Législatives en Iran: victoire des alliés du président Rohani


Samedi 30 Avril 2016 - 09:55
AFP


Les candidats réformateurs et modérés ont remporté le second tour des élections législatives de vendredi en Iran face aux conservateurs, selon des résultats partiels publiés samedi, et devraient disposer d'un groupe parlementaire conséquent pour soutenir la politique d'ouverture du président Hassan Rohani.


Selon des résultats partiels non encore officiels publiés par les médias à Téhéran, y compris les médias conservateurs, la liste "Espoir" des réformateurs et modérés a gagné au moins une trentaine des 68 sièges qui étaient en jeu sur les 290 que compte le Parlement. Les résultats officiels doivent être publiés samedi dans la journée.

C'est la première fois depuis 2004 que l'assemblée ne sera plus dominée par les conservateurs et que les deux grandes tendances politiques iraniennes seront représentées de manière à peu près égale.

A un an de l'élection présidentielle à laquelle Hassan Rohani devrait se représenter pour un second et dernier mandat de quatre ans, ces résultats représentent une victoire personnelle pour le président, depuis 2013, a mené une politique de rapprochement avec l'étranger. Elle a culminé lors de la conclusion, en juillet 2015, d'un accord historique sur le programme nucléaire iranien avec les grandes puissances.

Selon l'agence Fars, proche des conservateurs, les réformateurs et modérés ont obtenu au moins 33 sièges contre 21 pour les conservateurs. Le site d'information Tasnim, également proche des conservateurs, accorde à la coalition des réformateurs et modérés 35 sièges.

Il faudra attendre les résultats officiels et définitifs, ainsi que la position des députés indépendants - une trentaine au total élus au second et au premier tour du 26 février - pour savoir si les alliés du président Rohani obtiendront la majorité de 146 sièges au Parlement.

Mais même s'ils ne l'obtiennent pas, les réformateurs et modérés pro-Rohani pourront compter sur des conservateurs pragmatiques plus conciliants, les plus radicaux d'entre eux, opposés à la politique d'ouverture du président, ayant été éliminés dès le premier tour.

Au premier tour du 26 février, 221 députés avaient été élus, dont 103 conservateurs et 95 réformateurs/modérés ainsi que 14 indépendants dont la tendance politique n'est pas clairement définie.

Parmi les élus du premier tour figuraient également quatre conservateurs modérés soutenus par les réformateurs, ainsi que cinq représentants des minorités religieuses (juifs, arméniens, assyriens et zoroastriens).

L'élection d'une députée réformatrice a été invalidée à Ispahan (centre) et il y aura une partielle à une date non précisée.

- Victoire pour les femmes -

Au moins trois femmes ont été élues à ce second tour, s'ajoutant au 13 l'ayant emporté le 26 février.

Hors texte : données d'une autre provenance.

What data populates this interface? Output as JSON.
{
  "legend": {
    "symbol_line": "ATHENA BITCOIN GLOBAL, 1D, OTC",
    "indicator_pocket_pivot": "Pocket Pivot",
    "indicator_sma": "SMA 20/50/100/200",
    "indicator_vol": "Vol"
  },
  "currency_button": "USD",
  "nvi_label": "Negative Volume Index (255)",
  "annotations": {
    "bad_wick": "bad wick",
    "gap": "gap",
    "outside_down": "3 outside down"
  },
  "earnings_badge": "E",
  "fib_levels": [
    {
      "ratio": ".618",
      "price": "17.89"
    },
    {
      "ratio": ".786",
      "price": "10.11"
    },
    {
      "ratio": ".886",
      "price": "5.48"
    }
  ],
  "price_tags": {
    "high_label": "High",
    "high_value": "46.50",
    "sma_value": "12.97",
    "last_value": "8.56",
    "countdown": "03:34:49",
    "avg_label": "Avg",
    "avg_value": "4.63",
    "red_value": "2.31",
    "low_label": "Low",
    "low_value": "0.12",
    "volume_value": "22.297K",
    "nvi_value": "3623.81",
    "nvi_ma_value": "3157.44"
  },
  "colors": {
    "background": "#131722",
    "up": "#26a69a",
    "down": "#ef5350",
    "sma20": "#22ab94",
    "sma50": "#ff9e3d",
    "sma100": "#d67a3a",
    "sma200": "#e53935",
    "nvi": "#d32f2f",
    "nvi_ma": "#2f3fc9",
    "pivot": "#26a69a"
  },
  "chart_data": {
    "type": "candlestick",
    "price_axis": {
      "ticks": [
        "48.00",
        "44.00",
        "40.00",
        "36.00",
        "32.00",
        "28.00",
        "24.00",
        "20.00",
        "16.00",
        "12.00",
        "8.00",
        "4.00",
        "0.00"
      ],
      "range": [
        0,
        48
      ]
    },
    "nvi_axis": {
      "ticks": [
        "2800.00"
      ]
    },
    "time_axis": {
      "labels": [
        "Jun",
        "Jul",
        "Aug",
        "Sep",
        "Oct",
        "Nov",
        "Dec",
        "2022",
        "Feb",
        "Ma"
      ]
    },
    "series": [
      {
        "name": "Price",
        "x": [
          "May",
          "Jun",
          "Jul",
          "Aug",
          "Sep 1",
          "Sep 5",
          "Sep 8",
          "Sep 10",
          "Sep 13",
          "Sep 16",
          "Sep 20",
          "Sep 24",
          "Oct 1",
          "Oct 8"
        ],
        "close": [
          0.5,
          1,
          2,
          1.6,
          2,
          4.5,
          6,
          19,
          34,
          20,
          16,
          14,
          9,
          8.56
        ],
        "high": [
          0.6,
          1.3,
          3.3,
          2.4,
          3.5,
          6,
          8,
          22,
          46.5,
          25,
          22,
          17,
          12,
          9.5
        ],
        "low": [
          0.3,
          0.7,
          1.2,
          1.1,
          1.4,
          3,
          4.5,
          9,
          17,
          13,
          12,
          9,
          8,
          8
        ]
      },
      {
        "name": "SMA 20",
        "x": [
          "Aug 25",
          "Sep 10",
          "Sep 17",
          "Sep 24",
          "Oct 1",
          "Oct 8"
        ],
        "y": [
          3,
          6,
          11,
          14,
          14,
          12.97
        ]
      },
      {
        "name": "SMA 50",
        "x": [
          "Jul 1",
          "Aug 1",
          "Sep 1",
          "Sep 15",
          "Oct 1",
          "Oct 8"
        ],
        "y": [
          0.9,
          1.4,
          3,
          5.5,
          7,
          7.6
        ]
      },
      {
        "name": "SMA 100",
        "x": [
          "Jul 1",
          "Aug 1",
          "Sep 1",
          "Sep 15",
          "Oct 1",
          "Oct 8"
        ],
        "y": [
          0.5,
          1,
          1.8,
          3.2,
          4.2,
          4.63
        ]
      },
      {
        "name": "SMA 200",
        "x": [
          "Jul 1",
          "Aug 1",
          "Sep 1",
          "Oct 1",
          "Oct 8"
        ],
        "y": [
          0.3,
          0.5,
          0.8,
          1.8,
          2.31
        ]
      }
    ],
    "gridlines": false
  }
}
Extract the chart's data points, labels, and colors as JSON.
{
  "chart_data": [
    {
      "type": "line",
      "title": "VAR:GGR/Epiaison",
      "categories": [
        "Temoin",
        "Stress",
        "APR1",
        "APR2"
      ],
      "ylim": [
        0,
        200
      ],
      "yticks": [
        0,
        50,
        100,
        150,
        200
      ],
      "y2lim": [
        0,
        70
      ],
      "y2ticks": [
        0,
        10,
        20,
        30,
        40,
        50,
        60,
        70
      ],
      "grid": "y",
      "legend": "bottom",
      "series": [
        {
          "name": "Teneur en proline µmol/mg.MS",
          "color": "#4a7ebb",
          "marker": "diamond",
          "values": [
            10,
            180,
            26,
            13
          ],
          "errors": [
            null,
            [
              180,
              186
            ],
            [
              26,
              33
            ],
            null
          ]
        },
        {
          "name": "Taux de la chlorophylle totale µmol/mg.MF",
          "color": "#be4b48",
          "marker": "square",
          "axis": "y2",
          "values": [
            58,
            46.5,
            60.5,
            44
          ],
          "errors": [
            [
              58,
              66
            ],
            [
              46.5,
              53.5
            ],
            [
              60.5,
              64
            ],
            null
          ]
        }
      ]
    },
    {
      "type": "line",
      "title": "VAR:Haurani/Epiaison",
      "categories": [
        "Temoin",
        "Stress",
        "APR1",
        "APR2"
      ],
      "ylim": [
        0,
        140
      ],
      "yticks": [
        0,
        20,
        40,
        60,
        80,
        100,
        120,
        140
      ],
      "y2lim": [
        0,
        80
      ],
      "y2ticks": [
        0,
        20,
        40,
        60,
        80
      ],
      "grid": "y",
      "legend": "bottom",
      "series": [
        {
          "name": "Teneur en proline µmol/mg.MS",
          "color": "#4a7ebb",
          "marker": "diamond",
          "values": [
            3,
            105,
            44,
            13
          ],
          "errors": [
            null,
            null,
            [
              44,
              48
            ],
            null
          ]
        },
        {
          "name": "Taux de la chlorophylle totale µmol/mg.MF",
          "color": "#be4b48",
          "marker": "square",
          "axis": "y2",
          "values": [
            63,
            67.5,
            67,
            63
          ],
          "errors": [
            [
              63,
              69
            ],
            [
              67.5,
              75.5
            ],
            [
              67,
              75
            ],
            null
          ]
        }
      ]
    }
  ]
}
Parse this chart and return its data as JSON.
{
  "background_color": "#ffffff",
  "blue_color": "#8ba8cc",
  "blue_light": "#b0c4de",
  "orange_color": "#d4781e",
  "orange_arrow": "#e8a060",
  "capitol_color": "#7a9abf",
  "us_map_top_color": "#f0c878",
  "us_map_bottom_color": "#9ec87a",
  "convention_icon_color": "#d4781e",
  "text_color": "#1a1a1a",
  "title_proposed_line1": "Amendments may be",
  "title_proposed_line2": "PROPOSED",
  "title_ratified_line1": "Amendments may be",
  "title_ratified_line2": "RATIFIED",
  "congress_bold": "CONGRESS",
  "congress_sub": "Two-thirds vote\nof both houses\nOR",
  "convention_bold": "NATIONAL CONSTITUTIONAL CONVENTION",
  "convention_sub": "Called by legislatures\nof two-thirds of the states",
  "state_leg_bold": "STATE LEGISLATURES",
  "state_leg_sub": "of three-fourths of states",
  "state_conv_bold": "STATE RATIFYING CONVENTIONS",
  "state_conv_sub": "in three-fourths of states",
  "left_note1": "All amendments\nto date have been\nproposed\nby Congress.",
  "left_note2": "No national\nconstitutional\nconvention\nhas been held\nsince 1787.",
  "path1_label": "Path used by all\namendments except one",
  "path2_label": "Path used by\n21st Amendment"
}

La nouvelle assemblée comprendra donc au moins 16 femmes, dont quinze réformatrices, contre neuf conservatrices dans la précédente, qui était largement dominée par les conservateurs avec plus de 200 élus.

C'est la première fois depuis la révolution islamique de 1979 que le Parlement comptera autant d'élues.

La nouvelle assemblée se réunira fin mai pour élire son chef. Le président sortant, Ali Larijani, un conservateur modéré, et le chef de file des réformateurs et modérés, Mohammad Reza Aref, devraient être en lice.

Contrairement aux plus radicaux de son camp, Ali Larijani a défendu l'accord historique du 14 juillet 2015 sur le nucléaire conclu entre Téhéran et les grandes puissances (Etats-Unis, Russie, Chine, France, Grande-Bretagne et Allemagne).

Le second tour des législatives est intervenu un peu plus de trois mois après l'entrée en vigueur de cet accord et la levée d'une grande partie des sanctions internationales contre Téhéran.

Mais, en l'absence de retombées économiques concrètes suivant la fin des sanctions, l'exaspération commence à se faire sentir en Iran.

Or, le président Rohani mise justement sur les retombées de cet accord pour faire baisser le chômage qui touche 11% de la population active, près de 25% de jeunes.

L'ayatollah Ali Khamenei, l'homme fort du pays qui a la main sur les grands dossiers nationaux et internationaux, a récemment souligné que l'Iran avait maintenant besoin de résultats "tangibles".

Il a accusé "l'ennemi" historique, les Etats-Unis, de faire pression sur les pays européens afin d'empêcher l'Iran de bénéficier concrètement de l'accord, incitant ses compatriotes à privilégier "l'économie de résistance", axée sur la production nationale.